The Series A money will go where the company has been going anyway: deeper into agentic workflows, more RL environments, more coverage of the long tail of specialty domains - finance, legal, KYC, healthcare, the physical world. The strategic question for Deccan AI is whether to remain a high-trust services-and-platform hybrid, or whether to lean harder into the software side and try to become the system of record for post-training data the way Snowflake became the system of record for analytics.
Either path runs into the same competitive set: Scale, Surge, Mercor, Invisible. None of them are sleeping. What Deccan has, that the others don't, is a quieter brand and an operator bench that does not embarrass itself in front of enterprise procurement. That sounds modest.
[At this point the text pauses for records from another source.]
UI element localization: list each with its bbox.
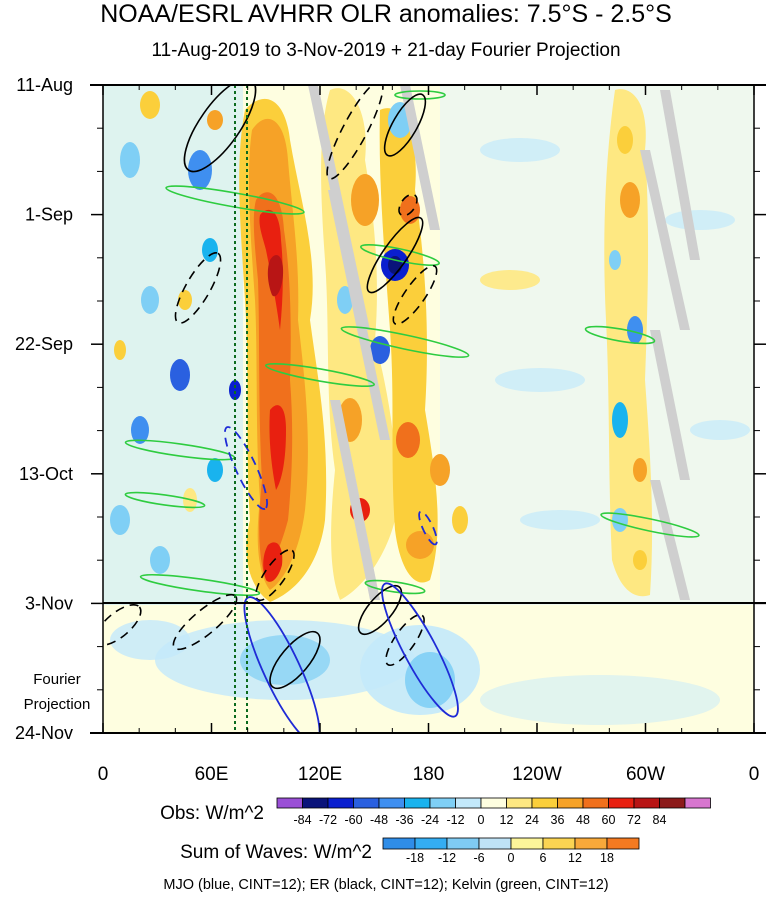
wave-contours	[103, 85, 700, 733]
obs-colorbar-label: Obs: W/m^2	[160, 803, 264, 824]
colorbar-tick-label: 72	[627, 813, 641, 827]
waves-colorbar: -18 -12 -6 0 6 12 18	[382, 837, 640, 865]
colorbar-swatch	[276, 797, 303, 809]
colorbar-swatch	[382, 837, 416, 850]
colorbar-swatch	[446, 837, 480, 850]
colorbar-tick-label: -84	[293, 813, 311, 827]
colorbar-tick-label: -12	[438, 851, 456, 865]
y-tick-label: 13-Oct	[19, 464, 73, 484]
colorbar-swatch	[582, 797, 609, 809]
colorbar-tick-label: -36	[395, 813, 413, 827]
projection-label-line2: Projection	[24, 696, 91, 713]
colorbar-swatch	[574, 837, 608, 850]
colorbar-swatch	[327, 797, 354, 809]
projection-label-line1: Fourier	[33, 671, 81, 688]
colorbar-tick-label: 36	[551, 813, 565, 827]
colorbar-swatch	[302, 797, 329, 809]
x-tick-label: 120E	[298, 764, 342, 785]
colorbar-tick-label: -60	[344, 813, 362, 827]
colorbar-swatch	[480, 797, 507, 809]
y-tick-label: 1-Sep	[25, 205, 73, 225]
colorbar-tick-label: 48	[576, 813, 590, 827]
chart-subtitle: 11-Aug-2019 to 3-Nov-2019 + 21-day Fouri…	[151, 40, 621, 61]
colorbar-swatch	[506, 797, 533, 809]
colorbar-swatch	[531, 797, 558, 809]
colorbar-tick-label: 0	[508, 851, 515, 865]
colorbar-swatch	[429, 797, 456, 809]
colorbar-swatch	[557, 797, 584, 809]
y-tick-label: 22-Sep	[15, 334, 73, 354]
colorbar-swatch	[404, 797, 431, 809]
colorbar-tick-label: 18	[600, 851, 614, 865]
colorbar-swatch	[633, 797, 660, 809]
x-axis: 0 60E 120E 180 120W 60W 0	[98, 85, 760, 785]
chart-title: NOAA/ESRL AVHRR OLR anomalies: 7.5°S - 2…	[100, 0, 672, 28]
colorbar-tick-label: -18	[406, 851, 424, 865]
colorbar-tick-label: -24	[421, 813, 439, 827]
colorbar-swatch	[684, 797, 711, 809]
colorbar-tick-label: -48	[370, 813, 388, 827]
y-tick-label: 3-Nov	[25, 593, 73, 613]
colorbar-swatch	[659, 797, 686, 809]
x-tick-label: 120W	[512, 764, 562, 785]
colorbar-swatch	[378, 797, 405, 809]
x-tick-label: 60W	[626, 764, 665, 785]
x-tick-label: 60E	[195, 764, 229, 785]
colorbar-swatch	[353, 797, 380, 809]
colorbar-swatch	[455, 797, 482, 809]
colorbar-tick-label: 24	[525, 813, 539, 827]
colorbar-tick-label: -72	[319, 813, 337, 827]
colorbar-tick-label: 0	[478, 813, 485, 827]
footer-note: MJO (blue, CINT=12); ER (black, CINT=12)…	[163, 877, 609, 893]
waves-colorbar-label: Sum of Waves: W/m^2	[180, 842, 372, 863]
x-tick-label: 0	[98, 764, 109, 785]
colorbar-swatch	[414, 837, 448, 850]
colorbar-swatch	[478, 837, 512, 850]
y-axis: 11-Aug 1-Sep 22-Sep 13-Oct 3-Nov 24-Nov	[15, 75, 766, 743]
obs-colorbar: -84 -72 -60 -48 -36 -24 -12 0 12 24 36 48 60 72 84	[276, 797, 711, 827]
x-tick-label: 0	[749, 764, 760, 785]
colorbar-tick-label: -12	[446, 813, 464, 827]
y-tick-label: 24-Nov	[15, 723, 73, 743]
colorbar-swatch	[542, 837, 576, 850]
colorbar-swatch	[608, 797, 635, 809]
colorbar-tick-label: 84	[653, 813, 667, 827]
y-tick-label: 11-Aug	[16, 75, 73, 95]
colorbar-swatch	[510, 837, 544, 850]
colorbar-tick-label: 60	[602, 813, 616, 827]
colorbar-tick-label: 6	[540, 851, 547, 865]
x-tick-label: 180	[413, 764, 445, 785]
colorbar-tick-label: 12	[568, 851, 582, 865]
colorbar-tick-label: 12	[500, 813, 514, 827]
colorbar-swatch	[606, 837, 640, 850]
colorbar-tick-label: -6	[473, 851, 484, 865]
In this market it is the moat.
Three things we kept thinking about
- The company is named after the Deccan Plateau in southern India. Geology as branding.
- The founder spent fifteen years in banking before deciding that the most interesting problem on earth was reading model outputs and writing notes.
- Their annotation platform ships with a LaTeX editor. Because some of the people grading the homework are arguing about math, not vibes.
A note, written by a person, that the model will eventually obey.
Back in Mountain View it is now a Tuesday afternoon and the senior annotator has finished her note about the third bullet point. It is two sentences long. She tags it with a domain code, attaches a reference link to the relevant API documentation, and submits it into a workflow that will route it to a second reviewer, then a third, then a project manager whose only job is to make sure that this exact correction is captured in a way the customer's training pipeline can ingest.
Three weeks from now, the next version of a model you have heard of will ship. Somewhere inside it, that two-sentence note will have done its small, anonymous, structural work. The model will be a little less wrong. Nobody outside the room will know why. That is the point. That is the whole company.